共に作業をしていくうち、目を合わせることが増えたせいか、黒峰を『感じのいい人』だと思うようになっていく。
ようやく資料ができて、上席から、じゃあ会議の人数分コピーしてきて、というところでそれは起きた。
コピー機のソーター(※複数ページの資料を部数分だけ整えて出力してくれる機能)が壊れて業者を呼んでいるところだったのだ。
今考えれば、別のフロアのコピー機に回るとか、別の手段があった気がする。
だが、その時、その場の判断では、単純にコピーを取ってから、手で資料を整えることになった。
『痛っ』
紙を一部ずつ整えているところで、智子がコピー紙で指を切ってしまった。作業用の指サックをしていれば防げることだった。
ただ、こんなことはよくあることで、どうということはない。
『あっ、大丈夫!?』
黒峰が近づいてきて智子の手を取った。
いや、痛いことは痛いけどよくある話だし。智子はそう思っていた。
指から血がじわっと浮き出てくるところを、彼は上着の内ポケットから白いガーゼ状のハンカチを取り出した。
『あの』
『大丈夫、これは清潔なものだから』
いやそこを気にしているのではない、白いものに真っ赤な染ができてしまう方を気にしているのだ。
だが彼はその白いハンカチで、丁寧に血を拭った。
『もうほぼほぼ終わったから、笹川さんは席に戻って待機してて。僕も、会議に出るわけじゃないから、渡してきたらすぐ戻ってくるよ』
そして絆創膏を丁寧に指に貼ってくれる。
智子は思った。この人なら、私を大切にしてくれるのではないか。
思い出し終えて、智子はハッと気づいた。
今日は今日の作業があるから、しっかり働かないと……
だが、気持ちは乗らない。ただ漫然とマウスを動かし、なんとなくデータを確認しているうちに時間が過ぎていく。
午前中の業務は、そんな感じで終わってしまった。
お昼になると、智子はいつものように、友達である同じフロアの同じ派遣の女性と、お昼ご飯を食べに外にでた。

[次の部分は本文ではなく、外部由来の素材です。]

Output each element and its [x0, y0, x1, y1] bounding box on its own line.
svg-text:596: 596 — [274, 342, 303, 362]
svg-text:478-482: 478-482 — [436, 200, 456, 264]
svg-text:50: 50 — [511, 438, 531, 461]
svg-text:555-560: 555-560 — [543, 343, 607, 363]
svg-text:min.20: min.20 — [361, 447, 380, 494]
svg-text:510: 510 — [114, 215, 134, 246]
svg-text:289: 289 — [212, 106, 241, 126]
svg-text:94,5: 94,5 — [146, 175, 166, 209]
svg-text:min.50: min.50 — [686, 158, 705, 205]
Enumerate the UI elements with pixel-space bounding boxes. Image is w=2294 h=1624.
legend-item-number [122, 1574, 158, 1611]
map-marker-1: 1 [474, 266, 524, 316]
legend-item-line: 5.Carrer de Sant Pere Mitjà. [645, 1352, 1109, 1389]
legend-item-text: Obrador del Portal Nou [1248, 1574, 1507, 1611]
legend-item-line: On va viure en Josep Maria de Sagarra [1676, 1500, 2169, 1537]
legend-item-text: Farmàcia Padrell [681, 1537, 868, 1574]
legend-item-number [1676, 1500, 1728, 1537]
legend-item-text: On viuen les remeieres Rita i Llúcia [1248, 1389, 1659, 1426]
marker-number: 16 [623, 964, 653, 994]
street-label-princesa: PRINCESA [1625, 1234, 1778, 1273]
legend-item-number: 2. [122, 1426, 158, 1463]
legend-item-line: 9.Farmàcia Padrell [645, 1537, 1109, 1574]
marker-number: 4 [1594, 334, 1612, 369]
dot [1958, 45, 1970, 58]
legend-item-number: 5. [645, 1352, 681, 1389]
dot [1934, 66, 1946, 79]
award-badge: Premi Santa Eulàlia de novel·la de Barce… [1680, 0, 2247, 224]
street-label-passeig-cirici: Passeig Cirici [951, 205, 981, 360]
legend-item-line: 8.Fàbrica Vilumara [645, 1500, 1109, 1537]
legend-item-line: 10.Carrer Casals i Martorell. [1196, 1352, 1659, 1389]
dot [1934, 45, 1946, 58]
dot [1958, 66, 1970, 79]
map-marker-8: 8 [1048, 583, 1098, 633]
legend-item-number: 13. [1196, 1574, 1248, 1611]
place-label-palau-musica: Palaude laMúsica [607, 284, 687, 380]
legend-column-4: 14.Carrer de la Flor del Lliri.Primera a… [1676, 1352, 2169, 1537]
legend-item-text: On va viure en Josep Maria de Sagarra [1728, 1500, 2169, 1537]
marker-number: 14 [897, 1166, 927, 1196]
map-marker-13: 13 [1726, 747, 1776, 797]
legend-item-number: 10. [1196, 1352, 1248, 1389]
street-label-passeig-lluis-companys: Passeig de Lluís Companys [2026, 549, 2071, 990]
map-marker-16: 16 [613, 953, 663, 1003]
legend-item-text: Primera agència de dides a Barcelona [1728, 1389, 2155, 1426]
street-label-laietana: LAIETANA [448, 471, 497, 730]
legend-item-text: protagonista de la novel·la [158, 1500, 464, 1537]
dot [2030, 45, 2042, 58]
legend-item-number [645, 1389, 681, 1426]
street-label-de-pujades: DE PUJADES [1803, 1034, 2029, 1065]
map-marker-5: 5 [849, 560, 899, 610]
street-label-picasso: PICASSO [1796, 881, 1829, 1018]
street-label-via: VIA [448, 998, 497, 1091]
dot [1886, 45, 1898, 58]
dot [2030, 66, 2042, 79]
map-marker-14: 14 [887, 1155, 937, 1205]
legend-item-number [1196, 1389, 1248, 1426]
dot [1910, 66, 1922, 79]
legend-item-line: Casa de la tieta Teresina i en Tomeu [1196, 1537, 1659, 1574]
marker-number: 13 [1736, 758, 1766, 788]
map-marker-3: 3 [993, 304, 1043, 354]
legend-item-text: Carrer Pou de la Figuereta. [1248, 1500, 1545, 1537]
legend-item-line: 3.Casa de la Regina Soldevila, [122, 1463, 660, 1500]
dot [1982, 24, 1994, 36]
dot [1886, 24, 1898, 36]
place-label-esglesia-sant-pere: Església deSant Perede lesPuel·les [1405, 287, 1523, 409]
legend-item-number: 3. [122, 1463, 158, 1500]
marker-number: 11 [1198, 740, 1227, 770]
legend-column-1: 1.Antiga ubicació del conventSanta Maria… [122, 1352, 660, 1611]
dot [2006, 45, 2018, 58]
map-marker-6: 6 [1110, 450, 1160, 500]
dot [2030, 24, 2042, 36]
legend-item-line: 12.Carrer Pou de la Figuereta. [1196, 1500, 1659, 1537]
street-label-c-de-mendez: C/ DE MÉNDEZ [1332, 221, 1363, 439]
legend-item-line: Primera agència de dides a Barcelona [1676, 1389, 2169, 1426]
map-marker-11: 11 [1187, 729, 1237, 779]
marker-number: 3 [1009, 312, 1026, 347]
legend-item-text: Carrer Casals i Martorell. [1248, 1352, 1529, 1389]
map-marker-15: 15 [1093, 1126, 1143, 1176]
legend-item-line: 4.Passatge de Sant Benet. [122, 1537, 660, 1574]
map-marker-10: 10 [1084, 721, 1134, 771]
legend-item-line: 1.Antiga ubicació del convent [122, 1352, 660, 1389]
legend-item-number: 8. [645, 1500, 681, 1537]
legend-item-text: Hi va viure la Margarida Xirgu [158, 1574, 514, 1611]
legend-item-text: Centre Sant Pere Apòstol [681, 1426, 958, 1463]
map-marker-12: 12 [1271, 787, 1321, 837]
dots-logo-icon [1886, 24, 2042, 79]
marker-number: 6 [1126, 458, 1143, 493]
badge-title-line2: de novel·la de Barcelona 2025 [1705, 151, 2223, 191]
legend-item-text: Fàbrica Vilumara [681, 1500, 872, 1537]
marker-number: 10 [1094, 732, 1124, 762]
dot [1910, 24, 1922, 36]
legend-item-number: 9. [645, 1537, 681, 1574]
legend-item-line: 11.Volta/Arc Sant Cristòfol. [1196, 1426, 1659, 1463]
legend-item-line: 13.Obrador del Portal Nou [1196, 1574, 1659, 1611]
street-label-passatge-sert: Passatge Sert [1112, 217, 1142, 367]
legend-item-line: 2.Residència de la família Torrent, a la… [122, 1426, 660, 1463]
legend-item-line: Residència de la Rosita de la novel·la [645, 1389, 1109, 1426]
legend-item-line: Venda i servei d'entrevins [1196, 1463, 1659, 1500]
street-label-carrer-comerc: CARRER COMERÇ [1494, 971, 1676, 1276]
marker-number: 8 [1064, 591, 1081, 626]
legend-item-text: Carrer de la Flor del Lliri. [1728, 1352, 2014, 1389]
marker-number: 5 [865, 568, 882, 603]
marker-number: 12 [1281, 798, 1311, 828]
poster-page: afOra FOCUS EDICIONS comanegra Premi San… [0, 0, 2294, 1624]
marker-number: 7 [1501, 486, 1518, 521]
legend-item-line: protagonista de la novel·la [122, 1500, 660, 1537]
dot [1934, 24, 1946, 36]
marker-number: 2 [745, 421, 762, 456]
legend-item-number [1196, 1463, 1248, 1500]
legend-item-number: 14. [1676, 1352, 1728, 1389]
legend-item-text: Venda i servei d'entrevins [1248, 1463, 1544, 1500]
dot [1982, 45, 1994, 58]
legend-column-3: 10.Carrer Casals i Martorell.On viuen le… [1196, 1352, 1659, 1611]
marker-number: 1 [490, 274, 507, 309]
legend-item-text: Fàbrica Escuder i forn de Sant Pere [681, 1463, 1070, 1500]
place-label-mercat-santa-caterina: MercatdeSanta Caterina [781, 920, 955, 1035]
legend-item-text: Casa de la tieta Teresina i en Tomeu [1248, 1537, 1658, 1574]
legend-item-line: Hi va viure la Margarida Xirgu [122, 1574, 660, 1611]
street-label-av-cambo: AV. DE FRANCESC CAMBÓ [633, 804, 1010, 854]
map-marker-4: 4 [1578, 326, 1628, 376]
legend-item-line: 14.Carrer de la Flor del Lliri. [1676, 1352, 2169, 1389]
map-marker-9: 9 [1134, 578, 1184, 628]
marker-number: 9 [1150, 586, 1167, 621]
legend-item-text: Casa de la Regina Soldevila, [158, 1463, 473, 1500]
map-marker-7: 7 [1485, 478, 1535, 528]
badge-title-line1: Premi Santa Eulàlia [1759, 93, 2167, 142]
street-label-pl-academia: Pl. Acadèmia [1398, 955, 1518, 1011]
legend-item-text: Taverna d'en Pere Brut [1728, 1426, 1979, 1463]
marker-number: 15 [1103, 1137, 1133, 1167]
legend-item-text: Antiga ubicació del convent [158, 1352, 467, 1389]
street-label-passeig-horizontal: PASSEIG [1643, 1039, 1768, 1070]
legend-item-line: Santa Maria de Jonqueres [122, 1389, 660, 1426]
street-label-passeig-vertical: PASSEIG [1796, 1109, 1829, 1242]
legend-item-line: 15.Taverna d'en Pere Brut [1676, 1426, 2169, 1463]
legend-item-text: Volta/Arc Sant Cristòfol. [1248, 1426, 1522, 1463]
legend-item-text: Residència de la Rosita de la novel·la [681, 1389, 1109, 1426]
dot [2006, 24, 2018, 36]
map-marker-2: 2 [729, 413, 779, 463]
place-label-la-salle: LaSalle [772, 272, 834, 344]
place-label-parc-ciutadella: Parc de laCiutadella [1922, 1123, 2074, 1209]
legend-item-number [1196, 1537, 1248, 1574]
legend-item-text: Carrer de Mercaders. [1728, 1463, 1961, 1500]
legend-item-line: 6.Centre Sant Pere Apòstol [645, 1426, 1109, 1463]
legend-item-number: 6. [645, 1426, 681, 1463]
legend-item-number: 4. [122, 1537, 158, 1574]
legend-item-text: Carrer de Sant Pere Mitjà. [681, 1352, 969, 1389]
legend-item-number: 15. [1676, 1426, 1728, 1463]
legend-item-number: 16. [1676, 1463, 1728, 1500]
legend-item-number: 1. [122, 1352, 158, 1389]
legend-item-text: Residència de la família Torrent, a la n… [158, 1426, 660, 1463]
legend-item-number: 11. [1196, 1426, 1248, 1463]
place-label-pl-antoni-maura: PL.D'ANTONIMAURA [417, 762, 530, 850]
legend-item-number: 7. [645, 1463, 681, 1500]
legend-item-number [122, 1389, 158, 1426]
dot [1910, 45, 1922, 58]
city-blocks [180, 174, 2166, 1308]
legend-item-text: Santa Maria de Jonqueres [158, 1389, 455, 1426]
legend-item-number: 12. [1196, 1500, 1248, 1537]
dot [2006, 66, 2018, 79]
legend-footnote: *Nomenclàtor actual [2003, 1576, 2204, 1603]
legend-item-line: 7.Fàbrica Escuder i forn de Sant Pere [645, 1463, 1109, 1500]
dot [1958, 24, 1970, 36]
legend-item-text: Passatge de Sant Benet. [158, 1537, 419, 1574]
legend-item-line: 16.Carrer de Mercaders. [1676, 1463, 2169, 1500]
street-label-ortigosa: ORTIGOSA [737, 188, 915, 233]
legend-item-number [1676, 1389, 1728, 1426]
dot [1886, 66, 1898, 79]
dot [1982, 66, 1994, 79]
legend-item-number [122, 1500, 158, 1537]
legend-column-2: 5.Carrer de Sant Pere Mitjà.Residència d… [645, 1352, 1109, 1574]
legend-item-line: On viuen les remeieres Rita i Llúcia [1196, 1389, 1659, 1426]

二人は、いつものようにランチを注文すると並んで席に座った。
智子は隣に座った彼女から肘で突かれた。
「智子。ねぇ、今朝ジムと話してたじゃない?」
ジムは二人の間で、黒峰を話題にする時のあだ名だった。
本来『ジム』は、とある芸能事務所の名前であるが、黒峰がジム出身の男性タレントに似ていることからそう呼んでいたのだ。
「何話してたのよ」
「ちょっとね……」
赤いヒールについては、説明できないことをたくさん話さねばならない。
「耳打ちされて、昇天しそうだった」
智子は繰り返し考えていたことを、また思い出してしまった。
「佳代、ちょっと。こんなところで、そんな事言わないでよ」
「ねぇ、教えて。何を言われたの?」
「ごめん、それは……」
持っているはずもない、赤いハイヒールがバッグに入っていたこと、もしかしたら警察に捕まるかもしれないと考えている、などと言ったら、頭がおかしくなったと思われてしまう。
「……まあいいわ。けどジムと進展があった時は本当に教えてよ?」
「彼、どう考えてもアラサーの派遣女なんて相手にしてないと思うけど」
「そうかな? ワンチャンあると思うけどな」
智子の頭には、黒峰とよく話している正社員の女性の顔が浮かんでいた。
「だって、ほら」
髪を払うような仕草をしてみせる。
その仕草は、黒峰と話している女性社員の真似だ。
「川島さんのこと?」
智子は頷き、それから胸が大きいことを手で示す。
「セクシーダイナマイトだし」
「あれは実際のサイズっていうか、見せ方の問題でしょ? オフィスであの服のチョイスって、やり過ぎだと思うよ。ジムだって、時々引いてる感じあるし」
「……」
そうなのかなぁ、と智子は思った。
ダメ元でも『ワンチャンある』と思えば会社に来るのも少しは前向きになれるかも。
目の前に出てきたランチを口に運びながら、智子はそう考えた。